Лично с филармонистами я познакомился на 9 мая. Мариуполь на тот момент стоял освобождённый, весь в руинах. Артистов после штурма передислоцировали в Волновахский район, село Златоустовка. Получив журналистское задание снять праздничный концерт, я взял с собой жену, приехавшую ко мне в Донецк, и на пути в это село мы весело и с лёгкой руки переименовали Златоустовку в Заратустровку. На то у нас имелся соответсвующий тезаурус – жена, как кандидат философский наук, вспомнила Ницше с его «Так говорил Заратустра», я же, как фанат «Волшебной флейты» вспомнил волшебника Зарастро. Все эти персонажи мировой культуры брали истоки из зороастризма – древнеперсидской религии огнепоклонников.
Мы съехали с трассы, ведущей на Мариуполь, и немного поплутали по плохим дорогам, останавливаясь у блок-постов с дэнэровцами и спрашивая нужный путь.
В конце концов, проехав очередную «лунную» поверхность с кратерами – война здесь не причём, дорога в Заратустровку явно не ремонтировалась со времён СССР, – мы въехали в посёлок. Нас встретил выцветший плакат украинки в венке и караваем в руках и деревянный макет мельницы. Мельница была цела, это село война пощадила – проезжая дома, видимых разрушений я не заметил. Очевидно, фронт быстро прокатился через Заратустровку, не причинив ей особого вреда. Когда мы подъехали в центр, где располагалась администрация и ДК, дорогу нам перегородил шлагбаум.
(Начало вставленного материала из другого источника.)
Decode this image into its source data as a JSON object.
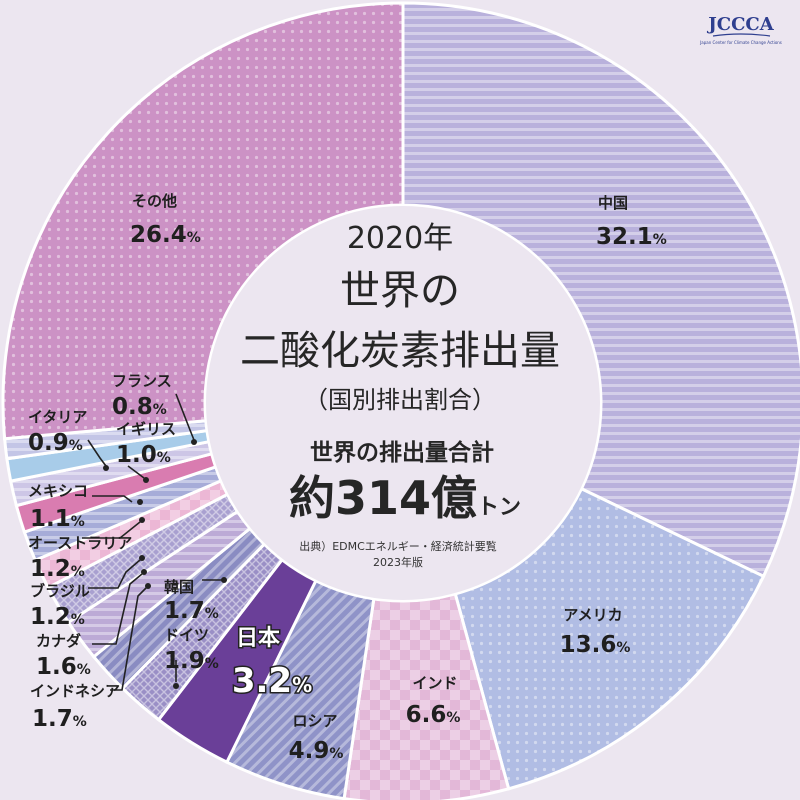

У шлагбаума стоял усатый постовой в солдатской каске советских времён, Вроде, постовой – как постовой, но сразу что-то необыкновенное в нём бросалось в глаза. Слишком уж вид у него был опрятный. А лицо его слишком было интеллигентным для войны. В отличие от суровых дэнэровцев, по лицам которых прошли русла морщин, и годы пролетарской, а потом и военной жизни наложили на них неизгладимый отпечаток, этот боец был аккуратно подбрит, опрятен и свеж. Я словил живой, умный и, в то же время, радушный взгляд. Я догадался, что мы приехали по адресу. Постовой был из мира искусства и состоял в «ЧВК «Филармония».
Он тоже догадался, кто мы – нас ждали уже почти целый час, до последнего оттягивая начало.
– Вы журналисты? Концерт только начался, паркуйтесь вот там, – отодвинув шлагбаум, он показал рукой на Дом Культуры, где проходило праздничное мероприятие.
Зал был битком. Нечасто, наверное, в сельском ДК услышишь артистов республиканской филармонии. И без худа нет добра – война предоставила такую возможность. Как мы узнали потом, артисты выступали здесь уже повторно. На первом концерте собралось лишь треть зала из любопытствующих селян. После выступления по Заратустровке быстро распространились слухи, какие райские и диковинные птицы завелись у них в огороде, и на 9 мая уже состоялся аншлаг. Филармонисты повторно завоевали село, только уже не силой оружия, а привычным для них способом, силой своего искусства.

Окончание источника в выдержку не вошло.